Schiava in carcere (parte 2)
di
Kugher
genere
sadomaso
Arianna, come si chiamava prima del fatto che le ha sconvolto la vita, sin da subito si era trovata in difficoltà tra le mura che dividevano le celle da altre celle e la struttura carceraria dal resto del mondo, prima di venire proiettata in quel non mondo, dove le regole sono inverse, dove ciò che hai imparato non serve e se non impari nuovamente altre cose la vita diventa difficile.
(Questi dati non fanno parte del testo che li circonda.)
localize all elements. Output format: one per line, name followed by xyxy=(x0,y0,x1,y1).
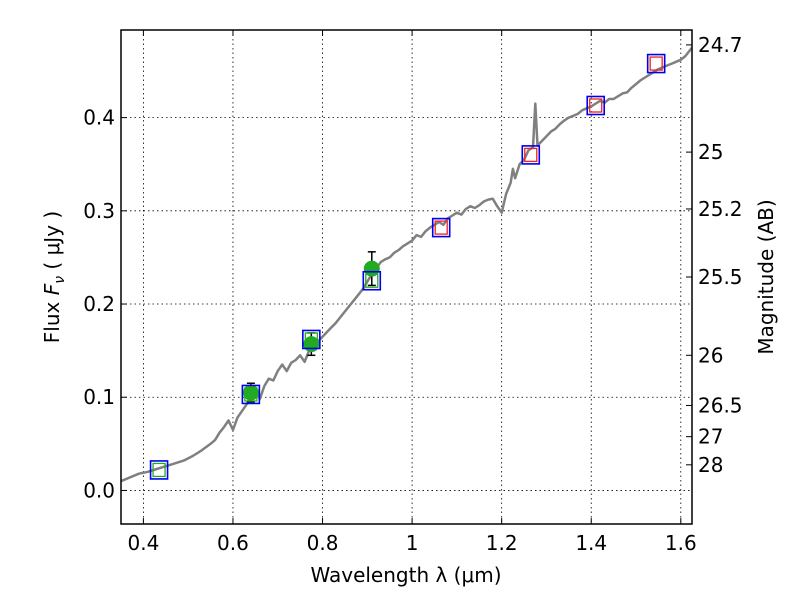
x-axis-title: Wavelength λ (μm) xyxy=(310,563,501,587)
markers xyxy=(149,53,666,480)
inner-square-5 xyxy=(524,147,538,163)
x-tick-label-4: 1.2 xyxy=(486,531,518,555)
model-square-7 xyxy=(646,53,666,74)
x-tick-label-0: 0.4 xyxy=(127,531,159,555)
model-square-4 xyxy=(431,217,451,238)
inner-square-1 xyxy=(244,387,258,402)
inner-square-3 xyxy=(365,273,379,288)
spectrum-line xyxy=(121,46,692,483)
inner-square-2 xyxy=(304,332,318,347)
model-square-6 xyxy=(586,95,606,116)
measured-point-2 xyxy=(363,260,380,277)
axis-ticks: 0.4 0.6 0.8 1 1.2 1.4 1.6 0.0 0.1 0.2 0.3 0.4 28 27 26… xyxy=(83,30,743,555)
plot-frame xyxy=(120,29,693,525)
y2-tick-label-1: 27 xyxy=(698,425,723,449)
inner-square-0 xyxy=(152,462,166,478)
y2-tick-label-2: 26.5 xyxy=(698,393,743,417)
inner-square-6 xyxy=(589,98,603,113)
grid-lines xyxy=(121,30,692,524)
x-tick-label-6: 1.6 xyxy=(665,531,697,555)
y-tick-label-4: 0.4 xyxy=(83,106,115,130)
y-tick-label-2: 0.2 xyxy=(83,292,115,316)
spectrum-series xyxy=(121,46,692,483)
y-tick-label-1: 0.1 xyxy=(83,385,115,409)
y2-tick-label-5: 25.2 xyxy=(698,197,743,221)
model-square-3 xyxy=(362,270,382,291)
x-tick-label-1: 0.6 xyxy=(217,531,249,555)
model-square-0 xyxy=(149,460,169,480)
y-axis-title: Flux Fν ( μJy ) xyxy=(40,211,68,343)
x-tick-label-5: 1.4 xyxy=(575,531,607,555)
y2-tick-label-7: 24.7 xyxy=(698,33,743,57)
y2-axis-title: Magnitude (AB) xyxy=(754,199,778,354)
model-square-2 xyxy=(302,329,321,350)
error-bars xyxy=(246,251,376,403)
y2-tick-label-3: 26 xyxy=(698,343,723,367)
x-tick-label-3: 1 xyxy=(406,531,419,555)
model-square-1 xyxy=(241,384,261,405)
y-tick-label-0: 0.0 xyxy=(83,478,115,502)
y2-tick-label-6: 25 xyxy=(698,140,723,164)
x-tick-label-2: 0.8 xyxy=(307,531,339,555)
y2-tick-label-4: 25.5 xyxy=(698,265,743,289)
y-tick-label-3: 0.3 xyxy=(83,199,115,223)
inner-square-4 xyxy=(434,220,448,235)
y2-tick-label-0: 28 xyxy=(698,453,723,477)
model-square-5 xyxy=(521,145,541,165)
inner-square-7 xyxy=(649,56,663,71)
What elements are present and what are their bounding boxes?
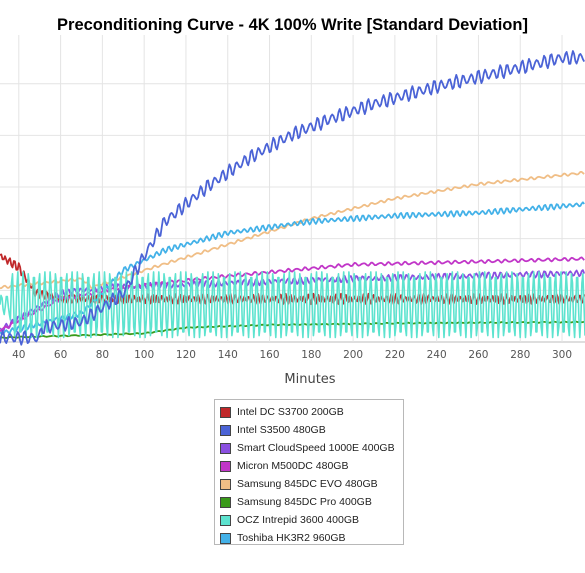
x-tick-label: 200 [343, 349, 363, 361]
series-line-toshiba-hk3r2-960gb [0, 201, 585, 336]
legend-item: Intel DC S3700 200GB [215, 403, 403, 421]
series-line-ocz-intrepid-3600-400gb [0, 271, 585, 339]
legend-swatch [220, 406, 231, 418]
x-tick-label: 260 [468, 349, 488, 361]
series-line-smart-cloudspeed-1000e-400gb [0, 269, 585, 333]
legend-swatch [220, 532, 231, 544]
chart-title: Preconditioning Curve - 4K 100% Write [S… [57, 16, 528, 34]
legend-label: OCZ Intrepid 3600 400GB [237, 514, 359, 526]
x-axis-label: Minutes [284, 372, 335, 387]
x-tick-label: 60 [54, 349, 67, 361]
legend-swatch [220, 514, 231, 526]
legend-swatch [220, 478, 231, 490]
x-tick-label: 220 [385, 349, 405, 361]
x-tick-label: 300 [552, 349, 572, 361]
x-tick-label: 280 [510, 349, 530, 361]
x-tick-label: 160 [259, 349, 279, 361]
x-tick-label: 180 [301, 349, 321, 361]
legend-item: OCZ Intrepid 3600 400GB [215, 511, 403, 529]
legend-label: Intel S3500 480GB [237, 424, 326, 436]
x-tick-label: 140 [218, 349, 238, 361]
legend-item: Micron M500DC 480GB [215, 457, 403, 475]
legend: Intel DC S3700 200GB Intel S3500 480GB Sma… [214, 399, 404, 545]
x-tick-label: 80 [96, 349, 109, 361]
legend-item: Intel S3500 480GB [215, 421, 403, 439]
series-line-intel-s3500-480gb [0, 50, 585, 346]
x-tick-labels: 40 60 80 100 120 140 160 180 200 220 240 260 280 300 [12, 349, 572, 361]
legend-swatch [220, 460, 231, 472]
x-tick-label: 40 [12, 349, 25, 361]
legend-item: Smart CloudSpeed 1000E 400GB [215, 439, 403, 457]
legend-item: Samsung 845DC Pro 400GB [215, 493, 403, 511]
legend-label: Intel DC S3700 200GB [237, 406, 344, 418]
legend-item: Toshiba HK3R2 960GB [215, 529, 403, 547]
legend-item: Samsung 845DC EVO 480GB [215, 475, 403, 493]
grid-lines [0, 35, 585, 343]
legend-swatch [220, 496, 231, 508]
legend-label: Toshiba HK3R2 960GB [237, 532, 346, 544]
legend-swatch [220, 424, 231, 436]
series-lines [0, 50, 585, 346]
legend-label: Samsung 845DC EVO 480GB [237, 478, 378, 490]
legend-label: Samsung 845DC Pro 400GB [237, 496, 372, 508]
legend-label: Smart CloudSpeed 1000E 400GB [237, 442, 395, 454]
legend-label: Micron M500DC 480GB [237, 460, 349, 472]
x-tick-label: 240 [427, 349, 447, 361]
legend-swatch [220, 442, 231, 454]
x-tick-label: 100 [134, 349, 154, 361]
x-tick-label: 120 [176, 349, 196, 361]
La complessità sta proprio nel capire cosa occorre imparare, quali regole devono essere comprese ed applicate, quali le leggi non scritte da nessuna parte, tutte cose di un mondo del quale lei aveva ignorato l’esistenza, della cui struttura aveva pure ignorato l’esistenza, sapendo che dietro a quella cinta c’era il carcere ma senza nemmeno guardarlo quando
passava davanti, senza mai rivolgere un pensiero a quelli che stanno dentro.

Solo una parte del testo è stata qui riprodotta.